The proposed method was applied to measure CAP in tap water and lake water samples. Both samples showed negative results for CAP. Thus, to assess the applicability of the developed DLLME-MNPs to real environmental samples, tap water and lake water samples were spiked at two concentration levels of CAP (50 and 200 µg l–1). Three replicate sample extractions were conducted for each concentration. The results showed satisfactory average recoveries ranging from 91.0 to 92.7% (table 2). The newly developed method was compared with other previously reported extraction methods for CAP from aqueous matrices [12,39,43,44] (table 3). The extraction time of DLLME-MNPs was relatively short compared to that of other methods because the microdroplets of extraction solvent (decanoic acid) accelerated the mass transfer process of analytes from the aqueous sample to the MNPs. The repeatability in terms of RSDs for the DLLME-MNPs were comparable or even better than those of other methods. Although other methods offer better sensitivity (LOD and LOQ), DLLME-MNPs requires only a simple apparatus and instrumentation to measure CAP present at trace levels. DLLME-MNPs offers the remarkable advantages of requiring a minimum amount of MNPs adsorbent (60 mg) and organic solvent (1 ml), a simple and rapid extraction procedure, and sufficient sensitivity for CAP.

Table 3.

Comparison of results of this study with those of other reported methods for measurement of CAP in aqueous matrices. (Abbreviations: SPME: solid phase microextraction; DLLME-MNPs: magnetic nanoparticles assisted dispersive liquid–liquid microextraction of chloramphenicol in water samples; SPE-HLLME: solid phase extraction-homogeneous liquid–liquid microextraction; QuEChERS: quick, easy, cheap, effective, rugged and safe.)

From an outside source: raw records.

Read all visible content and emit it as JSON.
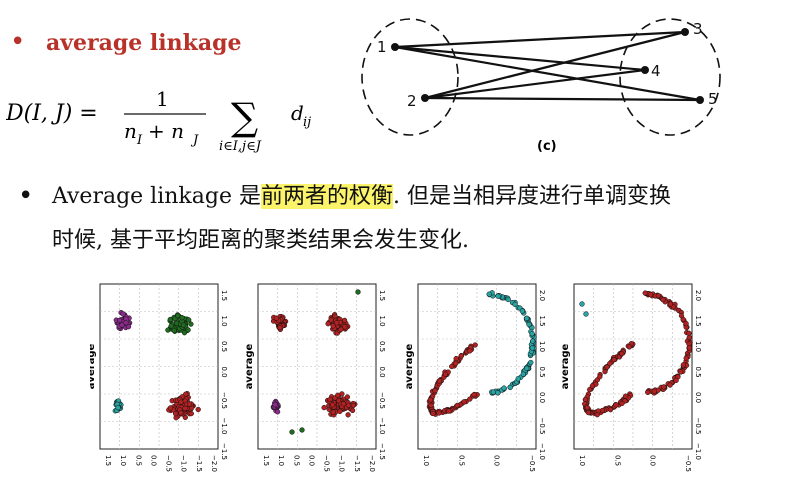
{
  "bullet": "•",
  "heading": "average linkage",
  "formula": {
    "lhs": "D(I, J) =",
    "numerator": "1",
    "denominator": "n",
    "sub_i": "I",
    "plus": "+ n",
    "sub_j": "J",
    "sum": "∑",
    "sum_sub": "i∈I,j∈J",
    "term": "d",
    "term_sub": "ij"
  },
  "diagram": {
    "caption": "(c)",
    "labels": [
      "1",
      "2",
      "3",
      "4",
      "5"
    ]
  },
  "paragraph": {
    "line1_pre": "Average linkage 是",
    "line1_highlight": "前两者的权衡",
    "line1_post": ". 但是当相异度进行单调变换",
    "line2": "时候, 基于平均距离的聚类结果会发生变化."
  },
  "plots": {
    "ylabel": "average",
    "xticks_a": [
      "1.5",
      "1.0",
      "0.5",
      "0.0",
      "−0.5",
      "−1.0",
      "−1.5",
      "−2.0"
    ],
    "yticks_a": [
      "1.5",
      "1.0",
      "0.5",
      "0.0",
      "−0.5",
      "−1.0",
      "−1.5"
    ],
    "xticks_b": [
      "1.0",
      "0.5",
      "0.0",
      "−0.5"
    ],
    "yticks_b": [
      "2.0",
      "1.5",
      "1.0",
      "0.5",
      "0.0",
      "−0.5",
      "−1.0"
    ],
    "colors": {
      "red": "#b22222",
      "green": "#1f6b1f",
      "purple": "#8a2a8a",
      "teal": "#2aa3a3"
    }
  }
}
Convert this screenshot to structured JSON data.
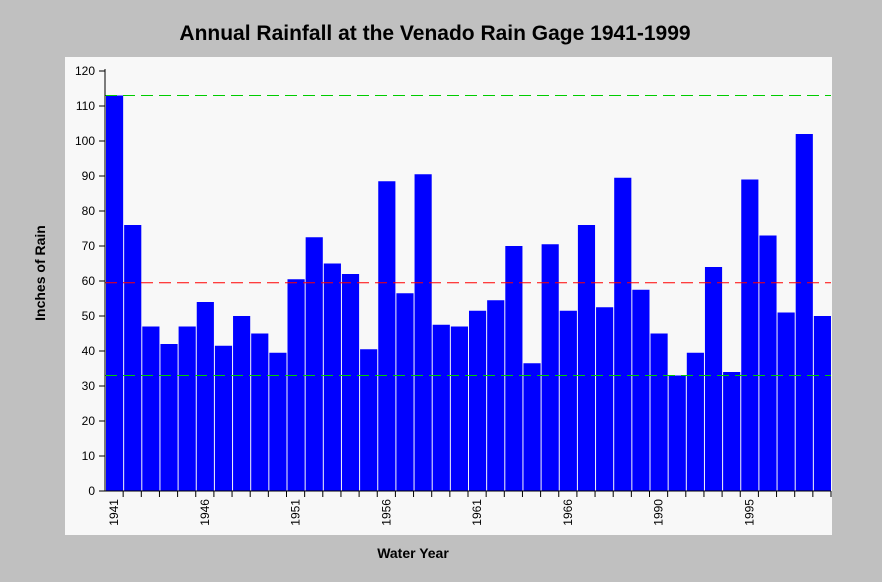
{
  "chart_data": {
    "type": "bar",
    "title": "Annual Rainfall at the Venado Rain Gage 1941-1999",
    "x_label": "Water Year",
    "y_label": "Inches of Rain",
    "categories": [
      "1941",
      null,
      null,
      null,
      null,
      "1946",
      null,
      null,
      null,
      null,
      "1951",
      null,
      null,
      null,
      null,
      "1956",
      null,
      null,
      null,
      null,
      "1961",
      null,
      null,
      null,
      null,
      "1966",
      null,
      null,
      null,
      null,
      "1990",
      null,
      null,
      null,
      null,
      "1995",
      null,
      null,
      null,
      null
    ],
    "values": [
      113,
      76,
      47,
      42,
      47,
      54,
      41.5,
      50,
      45,
      39.5,
      60.5,
      72.5,
      65,
      62,
      40.5,
      88.5,
      56.5,
      90.5,
      47.5,
      47,
      51.5,
      54.5,
      70,
      36.5,
      70.5,
      51.5,
      76,
      52.5,
      89.5,
      57.5,
      45,
      33,
      39.5,
      64,
      34,
      89,
      73,
      51,
      102,
      50
    ],
    "color": "#0000ff",
    "ylim": [
      0,
      120
    ],
    "yticks": [
      0,
      10,
      20,
      30,
      40,
      50,
      60,
      70,
      80,
      90,
      100,
      110,
      120
    ],
    "reference_lines": [
      {
        "value": 113,
        "color": "#00cc00"
      },
      {
        "value": 59.5,
        "color": "#ff0000"
      },
      {
        "value": 33,
        "color": "#00cc00"
      }
    ]
  }
}
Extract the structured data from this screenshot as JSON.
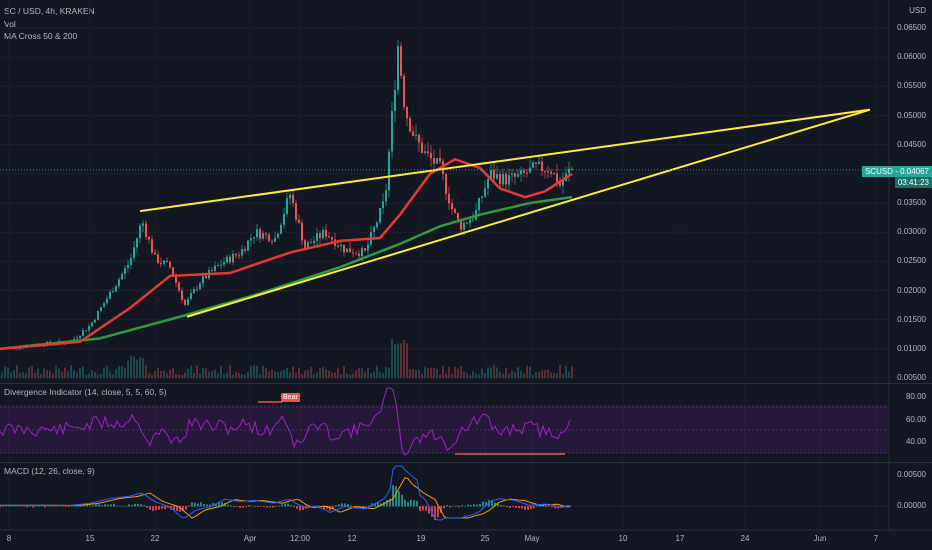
{
  "header": {
    "symbol_line": "SC / USD, 4h, KRAKEN",
    "vol_label": "Vol",
    "ma_label": "MA Cross 50 & 200",
    "currency": "USD"
  },
  "price_tag": {
    "symbol": "SCUSD",
    "price": "0.04067",
    "countdown": "03:41:23"
  },
  "colors": {
    "background": "#131722",
    "up": "#26a69a",
    "down": "#ef5350",
    "trendline": "#ffeb3b",
    "ma50": "#e53935",
    "ma200": "#2e9b3f",
    "rsi": "#a020c8",
    "macd": "#2962ff",
    "signal": "#ff9800"
  },
  "indicators": {
    "rsi_label": "Divergence Indicator (14, close, 5, 5, 60, 5)",
    "rsi_ticks": [
      "80.00",
      "60.00",
      "40.00"
    ],
    "bear_label": "Bear",
    "macd_label": "MACD (12, 26, close, 9)",
    "macd_ticks": [
      "0.00500",
      "0.00000"
    ]
  },
  "chart_data": {
    "type": "candlestick",
    "title": "SC / USD, 4h, KRAKEN",
    "y_ticks": [
      "0.06500",
      "0.06000",
      "0.05500",
      "0.05000",
      "0.04500",
      "0.04000",
      "0.03500",
      "0.03000",
      "0.02500",
      "0.02000",
      "0.01500",
      "0.01000",
      "0.00500"
    ],
    "x_ticks": [
      "8",
      "15",
      "22",
      "Apr",
      "12:00",
      "12",
      "19",
      "25",
      "May",
      "10",
      "17",
      "24",
      "Jun",
      "7"
    ],
    "ylim": [
      0.004,
      0.066
    ],
    "trendlines": [
      {
        "name": "upper",
        "from": [
          "Mar 20",
          0.0336
        ],
        "to": [
          "Jun 6",
          0.051
        ]
      },
      {
        "name": "lower",
        "from": [
          "Mar 24",
          0.0155
        ],
        "to": [
          "Jun 6",
          0.051
        ]
      }
    ],
    "last_price": 0.04067
  }
}
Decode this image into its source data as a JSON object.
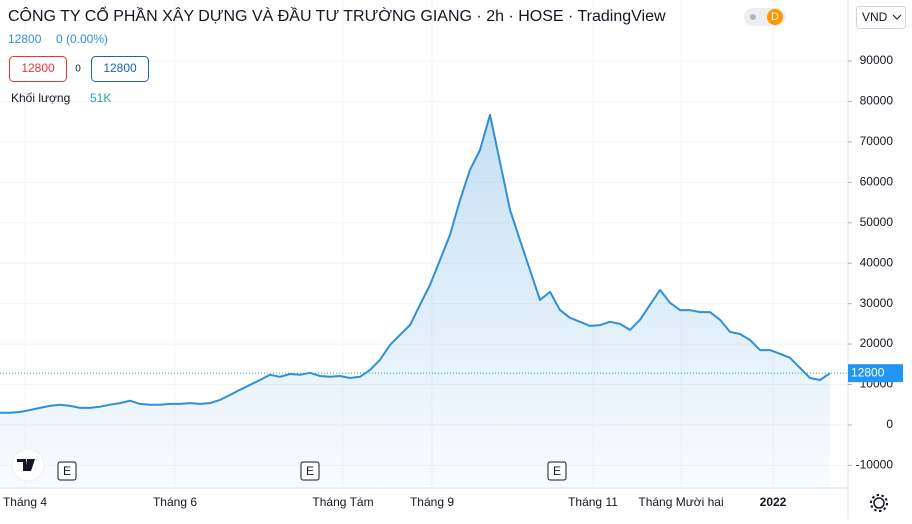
{
  "chart_data": {
    "type": "line",
    "title": "CÔNG TY CỔ PHẦN XÂY DỰNG VÀ ĐẦU TƯ TRƯỜNG GIANG · 2h · HOSE · TradingView",
    "badge": "D",
    "currency": "VND",
    "quote_price": 12800,
    "quote_change": "0 (0.00%)",
    "bid": 12800,
    "spread": 0,
    "ask": 12800,
    "volume_label": "Khối lượng",
    "volume_value": "51K",
    "last_price": 12800,
    "color": "#2f8fd8",
    "x": [
      0,
      1,
      2,
      3,
      4,
      5,
      6,
      7,
      8,
      9,
      10,
      11,
      12,
      13,
      14,
      15,
      16,
      17,
      18,
      19,
      20,
      21,
      22,
      23,
      24,
      25,
      26,
      27,
      28,
      29,
      30,
      31,
      32,
      33,
      34,
      35,
      36,
      37,
      38,
      39,
      40,
      41,
      42,
      43,
      44,
      45,
      46,
      47,
      48,
      49,
      50,
      51,
      52,
      53,
      54,
      55,
      56,
      57,
      58,
      59,
      60,
      61,
      62,
      63,
      64,
      65,
      66,
      67,
      68,
      69,
      70,
      71,
      72,
      73,
      74,
      75,
      76,
      77,
      78,
      79,
      80,
      81,
      82,
      83
    ],
    "values": [
      3000,
      3000,
      3200,
      3700,
      4200,
      4700,
      5000,
      4700,
      4200,
      4200,
      4500,
      5000,
      5400,
      6000,
      5200,
      5000,
      5000,
      5200,
      5200,
      5400,
      5200,
      5400,
      6200,
      7400,
      8700,
      9900,
      11100,
      12400,
      11900,
      12600,
      12400,
      12900,
      12100,
      11900,
      12100,
      11600,
      11900,
      13600,
      16100,
      19800,
      22300,
      24700,
      29700,
      34600,
      40800,
      47000,
      55600,
      63100,
      68000,
      76700,
      65000,
      53200,
      45700,
      38300,
      30900,
      32900,
      28400,
      26500,
      25500,
      24500,
      24700,
      25500,
      25000,
      23500,
      26000,
      29700,
      33400,
      30200,
      28400,
      28400,
      27900,
      27900,
      26000,
      23000,
      22500,
      21000,
      18500,
      18500,
      17600,
      16600,
      14100,
      11600,
      11100,
      12800
    ],
    "xlim": [
      0,
      84.8
    ],
    "xticks": [
      {
        "value": 2.5,
        "label": "Tháng 4"
      },
      {
        "value": 17.5,
        "label": "Tháng 6"
      },
      {
        "value": 34.3,
        "label": "Tháng Tám"
      },
      {
        "value": 43.2,
        "label": "Tháng 9"
      },
      {
        "value": 59.3,
        "label": "Tháng 11"
      },
      {
        "value": 68.1,
        "label": "Tháng Mười hai"
      },
      {
        "value": 77.3,
        "label": "2022"
      }
    ],
    "ylim": [
      -15600,
      105100
    ],
    "yticks": [
      -10000,
      0,
      10000,
      20000,
      30000,
      40000,
      50000,
      60000,
      70000,
      80000,
      90000
    ],
    "events": [
      {
        "x": 6.7,
        "label": "E"
      },
      {
        "x": 31.0,
        "label": "E"
      },
      {
        "x": 55.7,
        "label": "E"
      }
    ]
  }
}
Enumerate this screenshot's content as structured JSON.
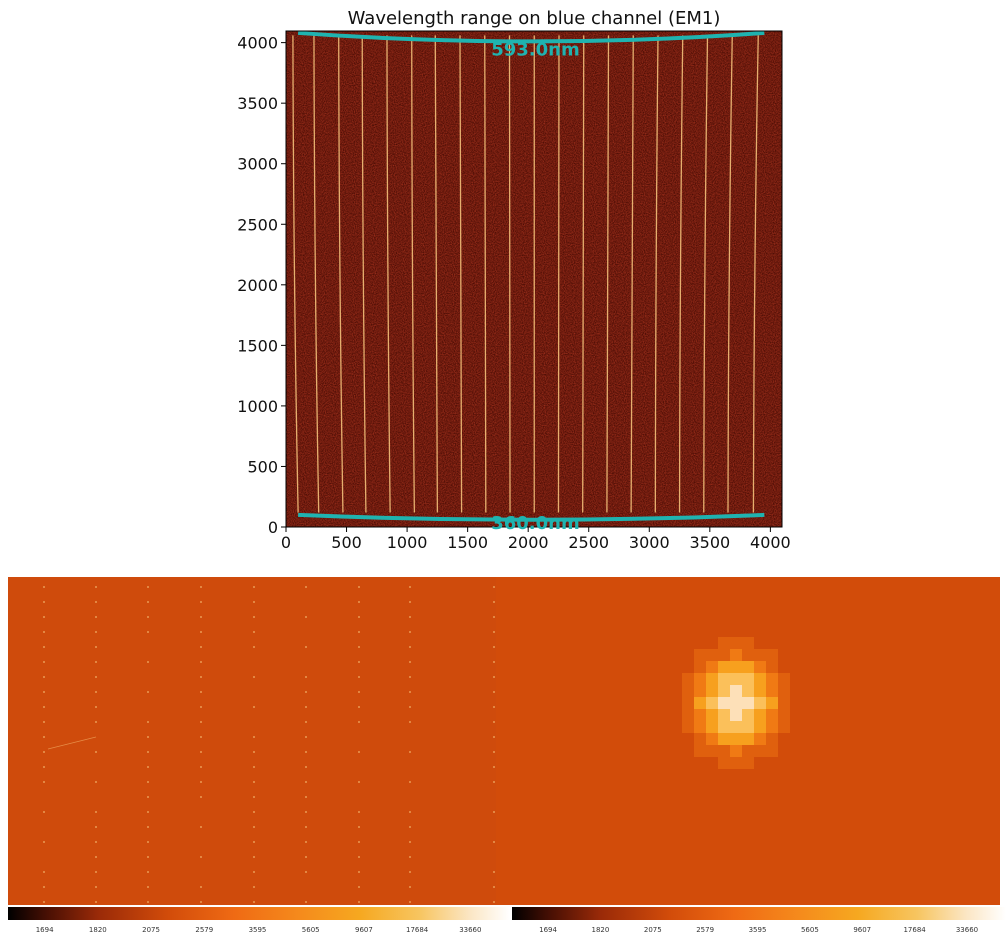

sample preparation	instrument	LOD(µg l–1)	LOQ(µg l–1)	sample/concentration(µg l–1)	RSD(%)	extraction time(min)	ref
SPME	LC	0.1	0.3	tap water		20	[43]
				0.5	6.0
				5	5.9
				10	5.1
		0.3	0.7	seawater
				1	5.7
				10	5.5
				30	5.4
modified QuEChERS	LC-MS/MS	0.045	0.1	honey		—	[44]
				0.15	0.51
				1.5	1.05
				15	0.64
				milk
				0.15	1.96
				1.5	0.83
				15	0.39
DLLME	HPLC	12.5	37.5	milk		15	[12]
				150	11.3
				300	2.4
				600	3.1
SPE-HLLME	HPLC	0.1	0.5	feed water		30	[39]
				40	2.5
				drinking water
				40	1.7
DLLME-MNPs	UV-Vis	16.5	50	tap water		10	this method
				50	0.69
				200	0.45
				lake water
				50	2.93
				200	6.29

Conclusion

In the present study, a new extraction method (DLLME-MNPs) was developed for the extraction of CAP from water samples prior to UV–Vis spectrophotometry detection. From the real sample analysis, no CAP was detected in any of the samples. The DLLME-MNPs technique was optimized and validated, and it offers several remarkable advantages over conventional methods, such as rapid and simple analysis and faster extraction time with good linearity, detection limit, repeatability, and extraction recovery. In addition, the developed DLLME-MNPs requires only a small amount of solvent (1 ml) and sorbent (60 mg) for each extraction. DLLME-MNPs is a simple, convenient, efficient and promising microscale extraction method for CAP analysis.